Programs designed for ROMed application must divide data space into at least two parts: a writeable and readable uninitialized part, called RAM, and a read-only initialized part, called ROM. A third possibility, a writeable and readable initialized part, normally called initialized RAM, is not addressed by this discipline. A Standard Program must explicitly initialize the RAM data space as needed.
The separation of data space into RAM and ROM is meaningful only during the generation of the ROMed program. If the ROMed program is itself a standard development system, it has the same taxonomy as an ordinary RAM-only system.

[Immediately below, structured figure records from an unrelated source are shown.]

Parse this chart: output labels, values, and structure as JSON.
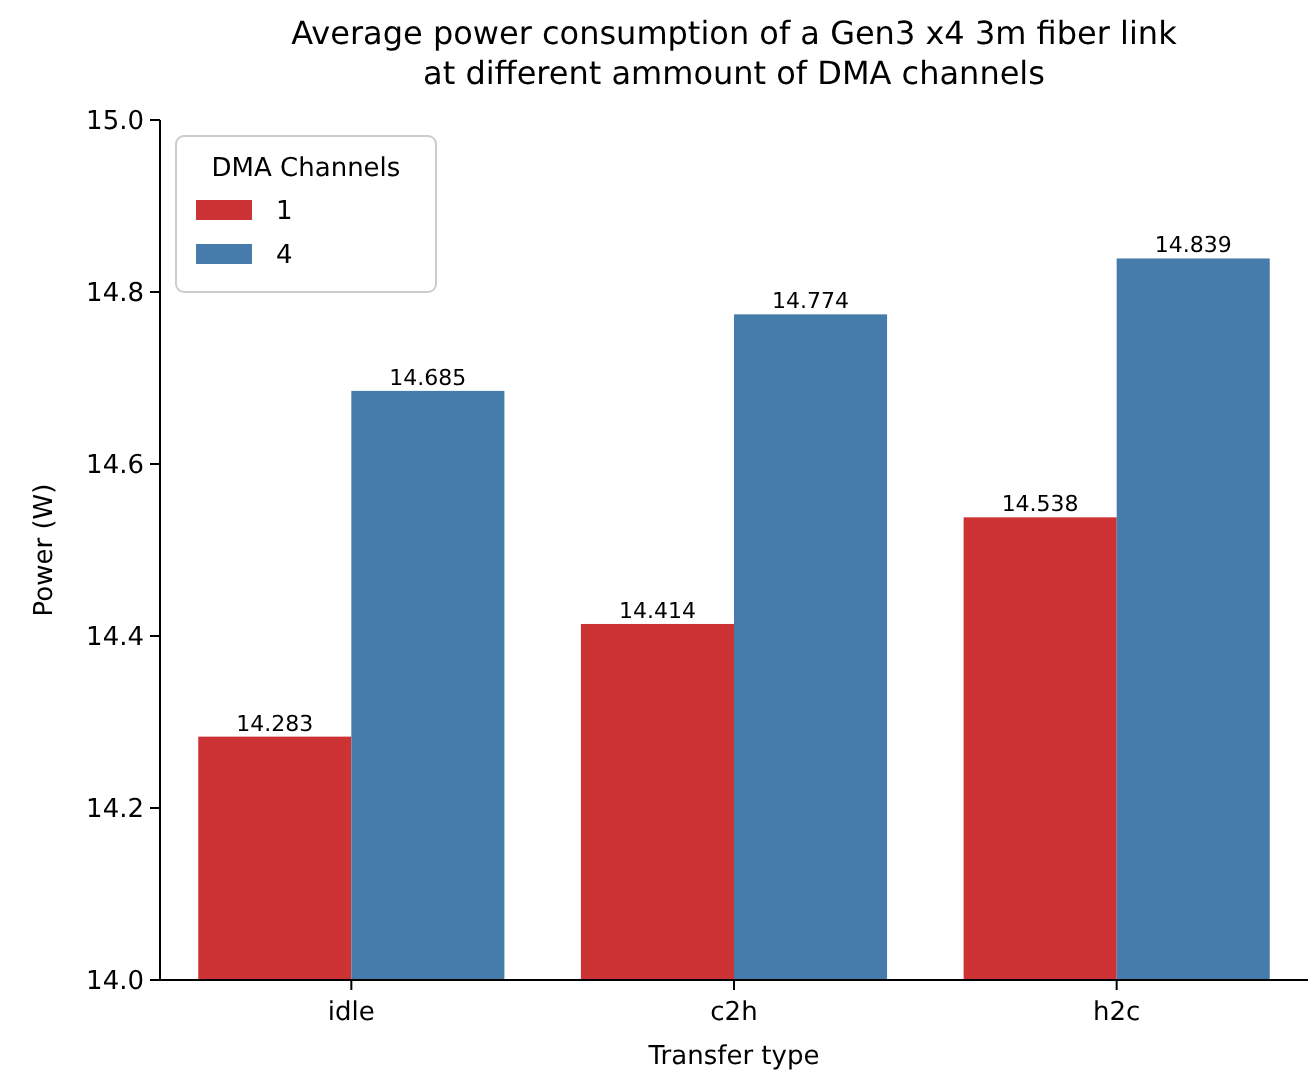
{
  "chart_data": {
    "type": "bar",
    "title": "Average power consumption of a Gen3 x4 3m fiber link\nat different ammount of DMA channels",
    "xlabel": "Transfer type",
    "ylabel": "Power (W)",
    "legend_title": "DMA Channels",
    "legend": "top left",
    "categories": [
      "idle",
      "c2h",
      "h2c"
    ],
    "series": [
      {
        "name": "1",
        "color": "#cd3234",
        "values": [
          14.283,
          14.414,
          14.538
        ]
      },
      {
        "name": "4",
        "color": "#457cab",
        "values": [
          14.685,
          14.774,
          14.839
        ]
      }
    ],
    "ylim": [
      14.0,
      15.0
    ],
    "yticks": [
      {
        "value": 14.0,
        "label": "14.0"
      },
      {
        "value": 14.2,
        "label": "14.2"
      },
      {
        "value": 14.4,
        "label": "14.4"
      },
      {
        "value": 14.6,
        "label": "14.6"
      },
      {
        "value": 14.8,
        "label": "14.8"
      },
      {
        "value": 15.0,
        "label": "15.0"
      }
    ],
    "data_labels": true
  }
}
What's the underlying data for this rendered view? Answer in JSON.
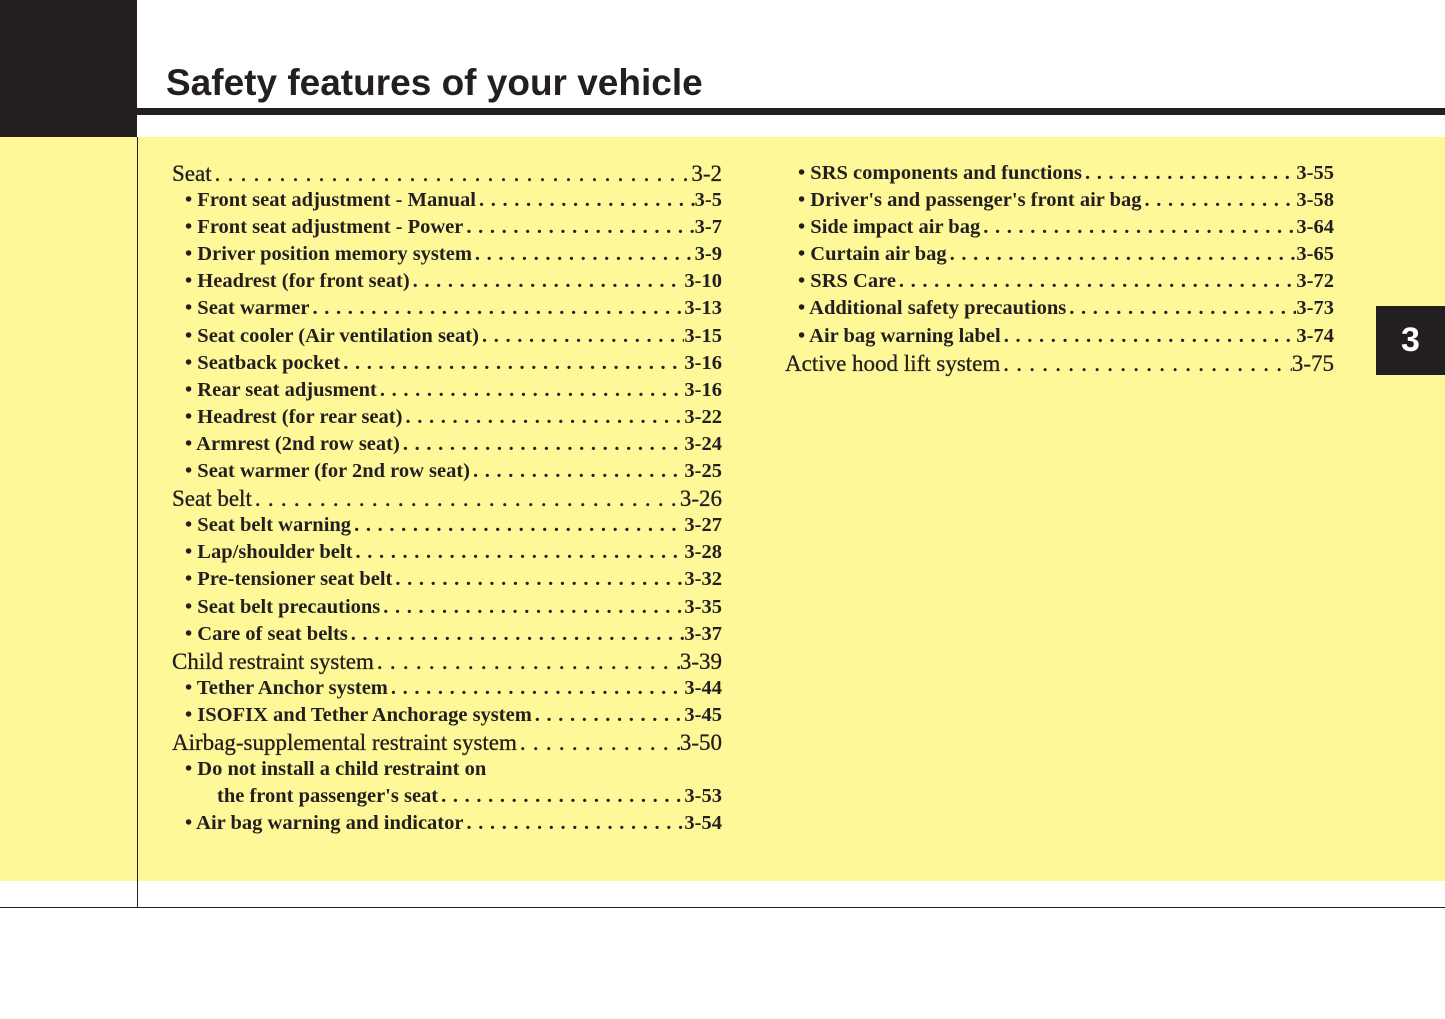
{
  "header": {
    "title": "Safety features of your vehicle"
  },
  "chapter_tab": "3",
  "toc_left": [
    {
      "label": "Seat",
      "page": "3-2",
      "level": "h"
    },
    {
      "label": "• Front seat adjustment - Manual",
      "page": "3-5",
      "level": "sub"
    },
    {
      "label": "• Front seat adjustment - Power",
      "page": "3-7",
      "level": "sub"
    },
    {
      "label": "• Driver position memory system",
      "page": "3-9",
      "level": "sub"
    },
    {
      "label": "• Headrest (for front seat)",
      "page": "3-10",
      "level": "sub"
    },
    {
      "label": "• Seat warmer",
      "page": "3-13",
      "level": "sub"
    },
    {
      "label": "• Seat cooler (Air ventilation seat)",
      "page": "3-15",
      "level": "sub"
    },
    {
      "label": "• Seatback pocket",
      "page": "3-16",
      "level": "sub"
    },
    {
      "label": "• Rear seat adjusment",
      "page": "3-16",
      "level": "sub"
    },
    {
      "label": "• Headrest (for rear seat)",
      "page": "3-22",
      "level": "sub"
    },
    {
      "label": "• Armrest (2nd row seat)",
      "page": "3-24",
      "level": "sub"
    },
    {
      "label": "• Seat warmer (for 2nd row seat)",
      "page": "3-25",
      "level": "sub"
    },
    {
      "label": "Seat belt",
      "page": "3-26",
      "level": "h"
    },
    {
      "label": "• Seat belt warning",
      "page": "3-27",
      "level": "sub"
    },
    {
      "label": "• Lap/shoulder belt",
      "page": "3-28",
      "level": "sub"
    },
    {
      "label": "• Pre-tensioner seat belt",
      "page": "3-32",
      "level": "sub"
    },
    {
      "label": "• Seat belt precautions",
      "page": "3-35",
      "level": "sub"
    },
    {
      "label": "• Care of seat belts",
      "page": "3-37",
      "level": "sub"
    },
    {
      "label": "Child restraint system",
      "page": "3-39",
      "level": "h"
    },
    {
      "label": "• Tether Anchor system",
      "page": "3-44",
      "level": "sub"
    },
    {
      "label": "• ISOFIX and Tether Anchorage system",
      "page": "3-45",
      "level": "sub"
    },
    {
      "label": "Airbag-supplemental restraint system",
      "page": "3-50",
      "level": "h"
    },
    {
      "label": "• Do not install a child restraint on",
      "page": "",
      "level": "sub"
    },
    {
      "label": "the front passenger's seat",
      "page": "3-53",
      "level": "cont"
    },
    {
      "label": "• Air bag warning and indicator",
      "page": "3-54",
      "level": "sub"
    }
  ],
  "toc_right": [
    {
      "label": "• SRS components and functions",
      "page": "3-55",
      "level": "sub"
    },
    {
      "label": "• Driver's and passenger's front air bag",
      "page": "3-58",
      "level": "sub"
    },
    {
      "label": "• Side impact air bag",
      "page": "3-64",
      "level": "sub"
    },
    {
      "label": "• Curtain air bag",
      "page": "3-65",
      "level": "sub"
    },
    {
      "label": "• SRS Care",
      "page": "3-72",
      "level": "sub"
    },
    {
      "label": "• Additional safety precautions",
      "page": "3-73",
      "level": "sub"
    },
    {
      "label": "• Air bag warning label",
      "page": "3-74",
      "level": "sub"
    },
    {
      "label": "Active hood lift system",
      "page": "3-75",
      "level": "h"
    }
  ],
  "colors": {
    "page_bg": "#ffffff",
    "content_bg": "#fef898",
    "ink": "#231f20"
  }
}
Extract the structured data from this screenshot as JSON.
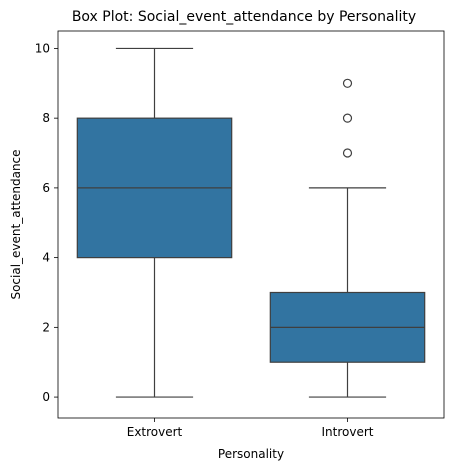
{
  "chart_data": {
    "type": "box",
    "title": "Box Plot: Social_event_attendance by Personality",
    "xlabel": "Personality",
    "ylabel": "Social_event_attendance",
    "ylim": [
      -0.6,
      10.5
    ],
    "yticks": [
      0,
      2,
      4,
      6,
      8,
      10
    ],
    "categories": [
      "Extrovert",
      "Introvert"
    ],
    "boxes": [
      {
        "category": "Extrovert",
        "whisker_low": 0,
        "q1": 4,
        "median": 6,
        "q3": 8,
        "whisker_high": 10,
        "outliers": []
      },
      {
        "category": "Introvert",
        "whisker_low": 0,
        "q1": 1,
        "median": 2,
        "q3": 3,
        "whisker_high": 6,
        "outliers": [
          7,
          8,
          9
        ]
      }
    ],
    "box_color": "#3274a1",
    "line_color": "#3f3f3f",
    "grid": false,
    "legend": "none"
  }
}
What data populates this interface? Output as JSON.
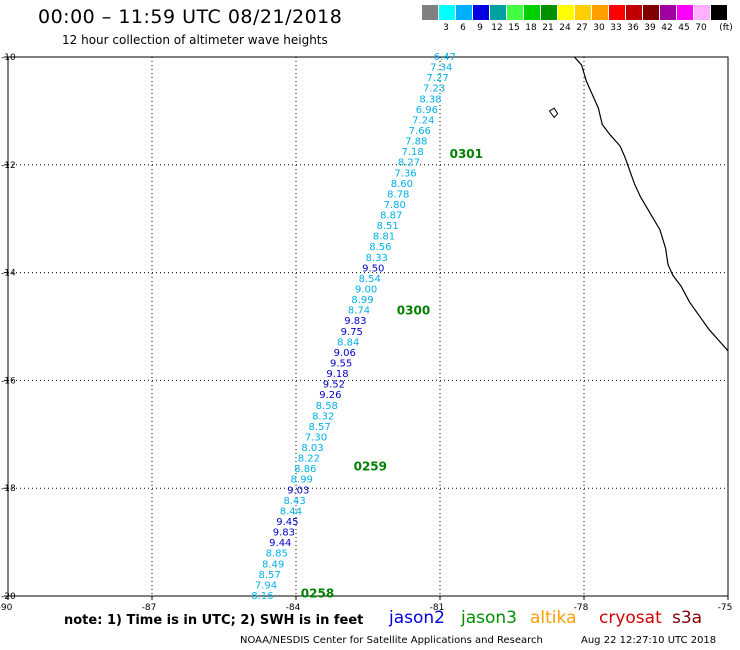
{
  "header": {
    "title": "00:00 – 11:59 UTC 08/21/2018",
    "subtitle": "12 hour collection of altimeter wave heights"
  },
  "color_scale": {
    "unit": "(ft)",
    "swatches": [
      {
        "color": "#808080",
        "label": ""
      },
      {
        "color": "#00ffff",
        "label": "3"
      },
      {
        "color": "#00b0ff",
        "label": "6"
      },
      {
        "color": "#0000e0",
        "label": "9"
      },
      {
        "color": "#00a0a0",
        "label": "12"
      },
      {
        "color": "#40ff40",
        "label": "15"
      },
      {
        "color": "#00d000",
        "label": "18"
      },
      {
        "color": "#009000",
        "label": "21"
      },
      {
        "color": "#ffff00",
        "label": "24"
      },
      {
        "color": "#ffd000",
        "label": "27"
      },
      {
        "color": "#ffa000",
        "label": "30"
      },
      {
        "color": "#ff0000",
        "label": "33"
      },
      {
        "color": "#c00000",
        "label": "36"
      },
      {
        "color": "#800000",
        "label": "39"
      },
      {
        "color": "#a000a0",
        "label": "42"
      },
      {
        "color": "#ff00ff",
        "label": "45"
      },
      {
        "color": "#ffb0ff",
        "label": "70"
      },
      {
        "color": "#000000",
        "label": ""
      }
    ]
  },
  "map": {
    "lon_range": [
      -90,
      -75
    ],
    "lat_range": [
      -20,
      -10
    ],
    "lon_ticks": [
      {
        "value": -90,
        "label": "-90"
      },
      {
        "value": -87,
        "label": "-87"
      },
      {
        "value": -84,
        "label": "-84"
      },
      {
        "value": -81,
        "label": "-81"
      },
      {
        "value": -78,
        "label": "-78"
      },
      {
        "value": -75,
        "label": "-75"
      }
    ],
    "lat_ticks": [
      {
        "value": -10,
        "label": "-10"
      },
      {
        "value": -12,
        "label": "-12"
      },
      {
        "value": -14,
        "label": "-14"
      },
      {
        "value": -16,
        "label": "-16"
      },
      {
        "value": -18,
        "label": "-18"
      },
      {
        "value": -20,
        "label": "-20"
      }
    ],
    "track": {
      "start": {
        "lon": -80.9,
        "lat": -10.0
      },
      "end": {
        "lon": -84.7,
        "lat": -20.0
      },
      "points": [
        {
          "v": "6.47",
          "c": "#00b0e8"
        },
        {
          "v": "7.34",
          "c": "#00b0e8"
        },
        {
          "v": "7.27",
          "c": "#00b0e8"
        },
        {
          "v": "7.23",
          "c": "#00b0e8"
        },
        {
          "v": "8.38",
          "c": "#00b0e8"
        },
        {
          "v": "6.96",
          "c": "#00b0e8"
        },
        {
          "v": "7.24",
          "c": "#00b0e8"
        },
        {
          "v": "7.66",
          "c": "#00b0e8"
        },
        {
          "v": "7.88",
          "c": "#00b0e8"
        },
        {
          "v": "7.18",
          "c": "#00b0e8"
        },
        {
          "v": "8.27",
          "c": "#00b0e8"
        },
        {
          "v": "7.36",
          "c": "#00b0e8"
        },
        {
          "v": "8.60",
          "c": "#00b0e8"
        },
        {
          "v": "8.78",
          "c": "#00b0e8"
        },
        {
          "v": "7.80",
          "c": "#00b0e8"
        },
        {
          "v": "8.87",
          "c": "#00b0e8"
        },
        {
          "v": "8.51",
          "c": "#00b0e8"
        },
        {
          "v": "8.81",
          "c": "#00b0e8"
        },
        {
          "v": "8.56",
          "c": "#00b0e8"
        },
        {
          "v": "8.33",
          "c": "#00b0e8"
        },
        {
          "v": "9.50",
          "c": "#0000c8"
        },
        {
          "v": "8.54",
          "c": "#00b0e8"
        },
        {
          "v": "9.00",
          "c": "#00b0e8"
        },
        {
          "v": "8.99",
          "c": "#00b0e8"
        },
        {
          "v": "8.74",
          "c": "#00b0e8"
        },
        {
          "v": "9.83",
          "c": "#0000c8"
        },
        {
          "v": "9.75",
          "c": "#0000c8"
        },
        {
          "v": "8.84",
          "c": "#00b0e8"
        },
        {
          "v": "9.06",
          "c": "#0000c8"
        },
        {
          "v": "9.55",
          "c": "#0000c8"
        },
        {
          "v": "9.18",
          "c": "#0000c8"
        },
        {
          "v": "9.52",
          "c": "#0000c8"
        },
        {
          "v": "9.26",
          "c": "#0000c8"
        },
        {
          "v": "8.58",
          "c": "#00b0e8"
        },
        {
          "v": "8.32",
          "c": "#00b0e8"
        },
        {
          "v": "8.57",
          "c": "#00b0e8"
        },
        {
          "v": "7.30",
          "c": "#00b0e8"
        },
        {
          "v": "8.03",
          "c": "#00b0e8"
        },
        {
          "v": "8.22",
          "c": "#00b0e8"
        },
        {
          "v": "8.86",
          "c": "#00b0e8"
        },
        {
          "v": "8.99",
          "c": "#00b0e8"
        },
        {
          "v": "9.03",
          "c": "#0000c8"
        },
        {
          "v": "8.43",
          "c": "#00b0e8"
        },
        {
          "v": "8.44",
          "c": "#00b0e8"
        },
        {
          "v": "9.45",
          "c": "#0000c8"
        },
        {
          "v": "9.83",
          "c": "#0000c8"
        },
        {
          "v": "9.44",
          "c": "#0000c8"
        },
        {
          "v": "8.85",
          "c": "#00b0e8"
        },
        {
          "v": "8.49",
          "c": "#00b0e8"
        },
        {
          "v": "8.57",
          "c": "#00b0e8"
        },
        {
          "v": "7.94",
          "c": "#00b0e8"
        },
        {
          "v": "8.16",
          "c": "#00b0e8"
        }
      ]
    },
    "time_labels": [
      {
        "text": "0301",
        "lon": -80.8,
        "lat": -11.8
      },
      {
        "text": "0300",
        "lon": -81.9,
        "lat": -14.7
      },
      {
        "text": "0259",
        "lon": -82.8,
        "lat": -17.6
      },
      {
        "text": "0258",
        "lon": -83.9,
        "lat": -19.95
      }
    ],
    "coast_color": "#000000"
  },
  "footer": {
    "note": "note: 1) Time is in UTC; 2) SWH is in feet",
    "satellites": [
      {
        "name": "jason2",
        "color": "#0000e0"
      },
      {
        "name": "jason3",
        "color": "#009000"
      },
      {
        "name": "altika",
        "color": "#ffa000"
      },
      {
        "name": "cryosat",
        "color": "#d00000"
      },
      {
        "name": "s3a",
        "color": "#800000"
      }
    ],
    "credit": "NOAA/NESDIS Center for Satellite Applications and Research",
    "timestamp": "Aug 22 12:27:10 UTC 2018"
  }
}
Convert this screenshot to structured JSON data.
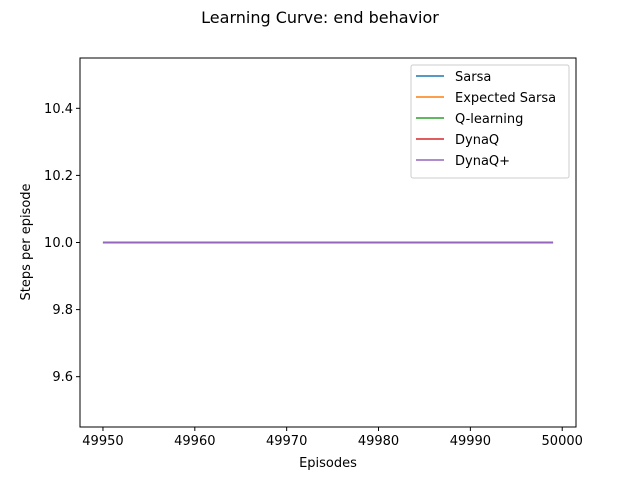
{
  "chart_data": {
    "type": "line",
    "title": "Learning Curve: end behavior",
    "xlabel": "Episodes",
    "ylabel": "Steps per episode",
    "xlim": [
      49947.5,
      50001.5
    ],
    "ylim": [
      9.45,
      10.55
    ],
    "xticks": [
      49950,
      49960,
      49970,
      49980,
      49990,
      50000
    ],
    "yticks": [
      9.6,
      9.8,
      10.0,
      10.2,
      10.4
    ],
    "xtick_labels": [
      "49950",
      "49960",
      "49970",
      "49980",
      "49990",
      "50000"
    ],
    "ytick_labels": [
      "9.6",
      "9.8",
      "10.0",
      "10.2",
      "10.4"
    ],
    "grid": false,
    "legend_position": "top-right",
    "x_range": [
      49950,
      49999
    ],
    "series": [
      {
        "name": "Sarsa",
        "color": "#1f77b4",
        "y_constant": 10.0
      },
      {
        "name": "Expected Sarsa",
        "color": "#ff7f0e",
        "y_constant": 10.0
      },
      {
        "name": "Q-learning",
        "color": "#2ca02c",
        "y_constant": 10.0
      },
      {
        "name": "DynaQ",
        "color": "#d62728",
        "y_constant": 10.0
      },
      {
        "name": "DynaQ+",
        "color": "#9467bd",
        "y_constant": 10.0
      }
    ]
  }
}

The words affected by conversion from a RAM-only to a mixed RAM and ROM environment are:
, (comma) ALIGN ALIGNED ALLOT C, CREATE HERE UNUSED
(VARIABLE always accesses the RAM data space.)
With the exception of , (comma) and C, these words are meaningful in both RAM and ROM data space.
To select the data space, these words could be preceded by selectors RAM and ROM. For example:
ROM CREATE ONES 32 ALLOT ONES 32 1 FILL RAM
would create a table of ones in the ROM data space. The storage of data into RAM data space when generating a program for ROM would be an ambiguous condition.
A straightforward implementation of these selectors would maintain separate address counters for each space. A counter value would be returned by HERE and altered by , (comma), C,, ALIGN, and ALLOT, with RAM and ROM simply selecting the appropriate address counter. This technique could be extended to additional partitions of the data space.